Thierry Fiorilli

Le bruit de la semaine: entre trompe-l’oeil (chronique)

Thierry Fiorilli Journaliste

Une chronique signée Thierry Fiorilli.

C’est l’histoire d’un type qui réécrit des scénarios pour le cinéma. Un producteur l’appelle, parce que c’est la merde, le réalisateur nous en a combiné de toutes les couleurs, ou bien c’est le scénariste qui tient quelque chose de vraiment potentiellement tout bon mais qui veut faire une putain d’oeuvre d’art, tu vois le genre, et on n’a pas mis des putains de millions dans le film pour qu’il ne plaise qu’à trois critiques bobos donc de gauche, alors y a que toi pour nous arranger ça, t’es le putain de meilleur. Et le type refait. Avec une technique simple : tout ce qui ne sert pas l’intrigue, on élimine. Les lieux, les personnages, les scènes. « Je simplifie la condition humaine. » Et ça devient un succès commercial.
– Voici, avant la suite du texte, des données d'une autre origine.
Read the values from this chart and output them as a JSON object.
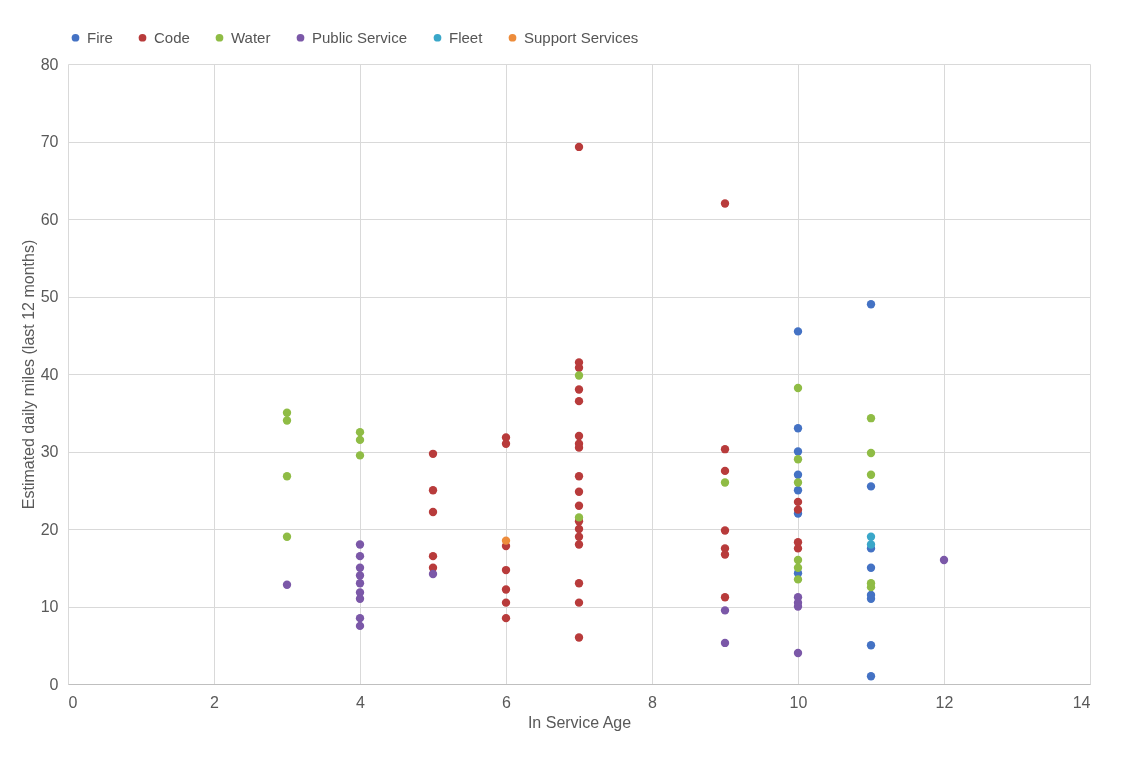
{
  "chart_data": {
    "type": "scatter",
    "xlabel": "In Service Age",
    "ylabel": "Estimated daily miles (last 12 months)",
    "xlim": [
      0,
      14
    ],
    "xticks": [
      0,
      2,
      4,
      6,
      8,
      10,
      12,
      14
    ],
    "ylim": [
      0,
      80
    ],
    "yticks": [
      0,
      10,
      20,
      30,
      40,
      50,
      60,
      70,
      80
    ],
    "grid": true,
    "legend": "top",
    "marker": "circle",
    "series": [
      {
        "name": "Fire",
        "color": "#4472c4",
        "x": [
          10,
          10,
          10,
          10,
          10,
          10,
          10,
          11,
          11,
          11,
          11,
          11,
          11,
          11,
          11
        ],
        "values": [
          45.5,
          33,
          30,
          27,
          25,
          22,
          14.3,
          49,
          25.5,
          17.5,
          15,
          11.5,
          11,
          5,
          1
        ]
      },
      {
        "name": "Code",
        "color": "#b83b3b",
        "x": [
          5,
          5,
          5,
          5,
          5,
          6,
          6,
          6,
          6,
          6,
          6,
          6,
          7,
          7,
          7,
          7,
          7,
          7,
          7,
          7,
          7,
          7,
          7,
          7,
          7,
          7,
          7,
          7,
          7,
          7,
          9,
          9,
          9,
          9,
          9,
          9,
          9,
          10,
          10,
          10,
          10
        ],
        "values": [
          29.7,
          25,
          22.2,
          16.5,
          15,
          31.8,
          31,
          17.8,
          14.7,
          12.2,
          10.5,
          8.5,
          69.3,
          41.5,
          40.8,
          38,
          36.5,
          32,
          31,
          30.5,
          26.8,
          24.8,
          23,
          21,
          20,
          19,
          18,
          13,
          10.5,
          6,
          62,
          30.3,
          27.5,
          19.8,
          17.5,
          16.7,
          11.2,
          23.5,
          22.5,
          18.3,
          17.5
        ]
      },
      {
        "name": "Water",
        "color": "#8fbc45",
        "x": [
          3,
          3,
          3,
          3,
          4,
          4,
          4,
          7,
          7,
          9,
          10,
          10,
          10,
          10,
          10,
          10,
          11,
          11,
          11,
          11,
          11
        ],
        "values": [
          35,
          34,
          26.8,
          19,
          32.5,
          31.5,
          29.5,
          39.8,
          21.5,
          26,
          38.2,
          29,
          26,
          16,
          15,
          13.5,
          34.3,
          29.8,
          27,
          13,
          12.5
        ]
      },
      {
        "name": "Public Service",
        "color": "#7b58a8",
        "x": [
          3,
          4,
          4,
          4,
          4,
          4,
          4,
          4,
          4,
          4,
          5,
          9,
          9,
          10,
          10,
          10,
          10,
          12
        ],
        "values": [
          12.8,
          18,
          16.5,
          15,
          14,
          13,
          11.8,
          11,
          8.5,
          7.5,
          14.2,
          9.5,
          5.3,
          11.2,
          10.5,
          10,
          4,
          16
        ]
      },
      {
        "name": "Fleet",
        "color": "#3aa7c9",
        "x": [
          11,
          11
        ],
        "values": [
          19,
          18
        ]
      },
      {
        "name": "Support Services",
        "color": "#ed8c3b",
        "x": [
          6
        ],
        "values": [
          18.5
        ]
      }
    ]
  }
}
Je pense parfois que tous les tyrans sont des u0026#xE9;crivaillons glorifiu0026#xE9;s, des hommes qui ru0026#xE9;u0026#xE9;crivent.

C’est Karoo, sorti en anglais en 1998 et en français en 2012 (1). Le deuxième et dernier roman de Steve Tesich, Serbe émigré aux Etats-Unis en 1957 et mort deux ans avant la parution du livre. Karoo, c’est le nom du type qui transforme les oeuvres en produits. Un bizarre type. Alcoolo, plein de mépris pour les mains qui le nourrissent, très fin, très lâche, très cultivé, très seul, incapable de manifester de la tendresse à sa famille, quinquagénaire qui voit sa vie partir en rien. Et lucide. Il sait qu’il ment, qu’il joue un personnage, qu’il feint l’ivresse, qu’il a réduit de véritables chefs-d’oeuvre à des machines à sous, qu’il se promet de dire cette fois sa façon de penser à cette ordure de producteur, les yeux bien dans ses yeux, il va voir où il peut se le carrer, son scénario remodelé, mais qu’il ne le fera jamais et donc marché conclu, merci d’avoir pensé à moi, on forme une putain de belle équipe.

Et en route pour la simplification de la condition humaine. Pour des gens qui savent, eux, ce que le public veut, ou comment on va se le mettre en poche, avec les liards, on va leur présenter un truc qu’ils vont acclamer, un triomphe, on peut viser un Oscar. Servile, Karoo. Mais pas fier. Puisqu’ « il m’arrive de me dire qu’Adolf Hitler, Joseph Staline, Pol Pot, Nicolae Ceausescu et d’autres ont intégré à leurs projets certaines techniques que j’utilise pour plier un scénario. Je pense parfois que tous les tyrans sont des écrivaillons glorifiés, des hommes qui réécrivent, comme moi. »

Jusqu’au jour où une mission sauvetage, donc massacre, qu’il a évidemment acceptée, évidemment confiée par cette ordure de producteur à qui je dirai un jour ma façon de penser, les yeux bien dans ses yeux, le soumet à une tentation : et si je réécrivais une vraie vie ? Si je modifiais le fil de l’existence de quelqu’un comme je reconstruis un film, en supprimant ça, en récupérant une scène coupée au montage initial, en introduisant ce personnage, en utilisant cette musique, en étant le scénariste, le narrateur et le réalisateur de cette nouvelle histoire, qui se terminerait bien…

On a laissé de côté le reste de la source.